Je mehr sich Ramsauers Geistesblitz entblättert, desto deutlicher erinnert er uns an die täglichen Eingebungen, mit denen Sigmar Gabriel seiner Partei schon vor dem Frühstück den Magen verdirbt. Man muss die SPD-Generalsekretärin Andrea Nahles nicht mögen, um Mitleid mit ihr zu haben. Käseweiß und abgekämpft schleppt sie sich durch Berlin. Nahles wirke zunehmend „verkrampft“, berichten Hauptstadt-Journalisten. Kein Wunder, wenn man jeden Moment damit rechnen muss, dass der Sigmar wie Kai aus der Kiste springt und irgendwelchen Blödsinn verbreitet, den die arme Nahles als Chefpropagandistin der SPD dann zur guten Idee umkneten muss. Dabei ahnt sie, dass alle Bescheid wissen und ihr kein Wort glauben, sondern nur noch Mitgefühl für sie empfinden. Das Mitleid der Journaille ist ja so viel grausamer als ihre Häme.

Doch sie hat keine Wahl, eine Generalsekretärin ist qua Amt zur Loyalität verpflichtet. Ein richtiger Mistjob ist das. Die 40-Jährige hofft natürlich, dass sie da irgendwann wieder weg kann und einen behaglicheren Posten in der SPD-Führung ergattert. Doch da sollte sie nicht zu optimistisch sein. Nahles wäre nicht der erste, dem man seine Loyalität übel vergolten hat.

Wie fühlen sich wohl beispielsweise die aufgebrachten serbischen Nationalisten, die nach der Verhaftung ihres schrägen Idols Ratko Mladic die Straßen von Belgrad verwüsteten? Als sie am nächsten Tag die erste Botschaft des „großen Patrioten“ vernahmen, muss es ihnen die Schuhe ausgezogen haben.

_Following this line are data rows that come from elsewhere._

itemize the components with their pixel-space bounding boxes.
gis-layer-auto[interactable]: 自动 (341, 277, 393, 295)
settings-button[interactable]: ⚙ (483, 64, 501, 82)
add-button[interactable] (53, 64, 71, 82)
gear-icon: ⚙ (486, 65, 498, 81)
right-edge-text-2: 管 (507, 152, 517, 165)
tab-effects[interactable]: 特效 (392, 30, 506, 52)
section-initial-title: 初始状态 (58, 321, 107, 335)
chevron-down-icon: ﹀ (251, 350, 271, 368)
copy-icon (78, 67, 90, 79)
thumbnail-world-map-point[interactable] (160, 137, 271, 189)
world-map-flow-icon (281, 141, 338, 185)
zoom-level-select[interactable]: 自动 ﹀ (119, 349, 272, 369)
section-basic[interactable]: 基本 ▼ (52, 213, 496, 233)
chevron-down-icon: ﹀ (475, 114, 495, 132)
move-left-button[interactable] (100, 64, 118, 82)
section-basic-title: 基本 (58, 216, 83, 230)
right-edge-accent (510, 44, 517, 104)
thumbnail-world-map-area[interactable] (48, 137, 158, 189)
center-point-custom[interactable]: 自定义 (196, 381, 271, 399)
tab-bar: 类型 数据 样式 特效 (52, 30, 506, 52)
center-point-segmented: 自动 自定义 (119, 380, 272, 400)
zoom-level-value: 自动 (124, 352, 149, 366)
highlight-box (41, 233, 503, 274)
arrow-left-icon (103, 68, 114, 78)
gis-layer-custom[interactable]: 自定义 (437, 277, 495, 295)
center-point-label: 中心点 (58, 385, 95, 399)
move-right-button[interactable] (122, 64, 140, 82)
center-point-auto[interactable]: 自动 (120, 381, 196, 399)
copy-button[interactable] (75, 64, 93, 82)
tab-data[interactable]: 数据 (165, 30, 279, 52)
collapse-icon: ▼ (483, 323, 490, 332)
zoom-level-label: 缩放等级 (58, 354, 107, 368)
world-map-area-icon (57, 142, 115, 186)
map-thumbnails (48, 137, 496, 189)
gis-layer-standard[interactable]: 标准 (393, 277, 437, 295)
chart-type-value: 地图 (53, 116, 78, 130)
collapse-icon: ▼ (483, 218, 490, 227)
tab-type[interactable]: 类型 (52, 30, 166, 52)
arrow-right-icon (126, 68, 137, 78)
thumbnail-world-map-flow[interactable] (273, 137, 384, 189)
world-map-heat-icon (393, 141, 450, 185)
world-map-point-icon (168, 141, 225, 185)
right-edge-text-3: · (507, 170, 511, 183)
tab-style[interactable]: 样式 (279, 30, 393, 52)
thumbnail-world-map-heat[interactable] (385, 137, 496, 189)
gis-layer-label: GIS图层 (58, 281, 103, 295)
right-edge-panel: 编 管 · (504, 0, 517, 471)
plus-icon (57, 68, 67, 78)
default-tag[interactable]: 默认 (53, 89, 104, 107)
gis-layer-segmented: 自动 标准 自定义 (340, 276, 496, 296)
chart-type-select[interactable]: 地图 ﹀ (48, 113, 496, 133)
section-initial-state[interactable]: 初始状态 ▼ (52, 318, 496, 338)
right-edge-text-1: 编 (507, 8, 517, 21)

Er stehe zu Unrecht am Pranger, so der Schlächter von Srebrenica. Die Behauptung war keine Überraschung, das sagen alle Massenmörder nach ihrer Verhaftung. Die trübe Sensation folgte danach: Nicht er, sondern das serbische Volk sei schuld an dem Massaker. Denn nicht er sondern jenes Volk habe Milosevic gewählt. Er selbst habe nur auf dessen Befehl gehandelt. Mit anderen Worten: Seine sengenden Anhänger sollten an seiner Statt in Den Haag auf die Anklagebank.

Eines müssen wir ihm uneingeschränkt zugutehalten: Der Mann bleibt sich treu – ein Dreckskerl vom Scheitel bis zur Sohle. Wenigstens ist Ratko Mladic eine Warnung an alle, sich ihre Helden etwas gründlicher anzuschauen, bevor sie sie in den Himmel heben. Eben noch wollten die Belgrader Randalierer für Mladic die eigene Hauptstadt in Schutt und Asche legen. Nach seiner kruden Rechtfertigung würden sie ihn vermutlich lieber zu einer Portion Gurkensalat einladen.